Le ravissant salon au décor Louis XVI avec meubles d’époque était vide, bienheureusement vide. Afin d’effacer toute idée d’intimité, Morosini ne s’assit pas et même se mit à arpenter de long en large le tapis d’Aubusson, ce qui eut pour avantage de calmer le rythme un peu trop rapide de son cœur. Il n’attendit pas une éternité.
— Vous désirez me parler, Aldo ? émit la voix paisible de Pauline.
Il se retourna pour lui faire face et s’incliner, mais il ne s’approcha pas. Cependant son regard s’adoucit sans qu’il en eût conscience. Elle était très belle dans une simple robe de velours noir que magnifiait une coulée de perles nouées négligemment, assez semblable à celle que portait l’autre jour Jeanne Toussaint. Sur l’ébène brillant de ses cheveux coiffés en chignon sur la nuque, elle portait un minuscule chapeau dont la voilette, amarrée par une agrafe de perles, ne tombait qu’au bout du nez.
— Oui, Pauline, et je vous demande d’excuser la façon cavalière de cette invitation mais, en l’absence de votre frère, vous seule pouvez entendre ce que j’ai à dire. J’ajoute que je suis seulement l’émissaire du commissaire Langlois ! Sans cela, je ne me serais jamais permis de vous déranger.
— Un ami ne dérange jamais… et nous pourrions peut-être nous asseoir ? proposa-t-elle enjoignant le geste à la parole. Qu’avez-vous donc à me dire de si solennel ?
Au demi-sourire dont elle accompagna ces quelques mots, il crut sentir qu’elle se moquait un peu de lui.
— Jugez vous-même : votre femme de chambre vient d’échapper à un nouvel attentat.
— Quoi ?
— Rassurez-vous, elle n’a rien et ne s’en est pas rendu compte. Malheureusement l’un des deux policiers en poste devant sa chambre est un jeune qui a été trop rapide ou trop adroit : il a tué net l’agresseur, ce qui nous prive d’en obtenir des aveux éventuels. C’était un Napolitain nommé Nardi.
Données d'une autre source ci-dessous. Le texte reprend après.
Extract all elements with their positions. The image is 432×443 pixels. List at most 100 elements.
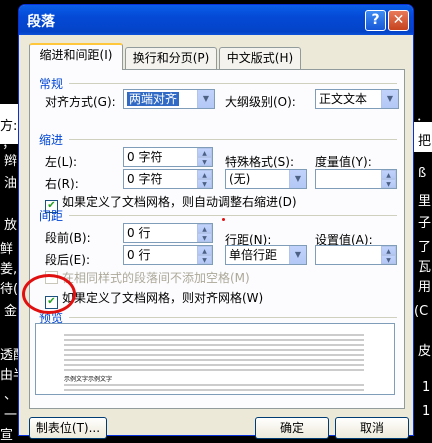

Cette fois, elle ne souriait plus et, sous sa voilette, ses beaux yeux couleur de nuage semblaient encore agrandis.
— Comment se fait-il que l’on vous ait chargé de nous apprendre la nouvelle ? Le commissaire Langlois…
— … redoute vos réactions devant la proposition qu’il veut vous faire. Comme on ignore la durée d’un coma qui peut s’achever demain ou dans dix ans… et le danger qui en résulte, la clinique où vous l’aviez mise refuse de la garder. Les clients ont protesté… Quant à l’Hôtel-Dieu, il est beaucoup trop accessible, comme vous le savez, aussi Langlois voit-il une seule solution pour un séjour qui peut durer mais il craint que cela ne vous convienne pas : il s’agit d’une clinique psychiatrique de haut niveau, ne recevant que des malades importants et donc sévèrement gardée. Les visites y sont pratiquement interdites mais le confort est parfait. Elle est située hors de Paris et en contact permanent avec la Sûreté… assez onéreuse bien sûr, mais cela ne compte guère pour vous et, à l’exception de votre frère et de vous, l’adresse devra en être ignorée de tout votre entourage.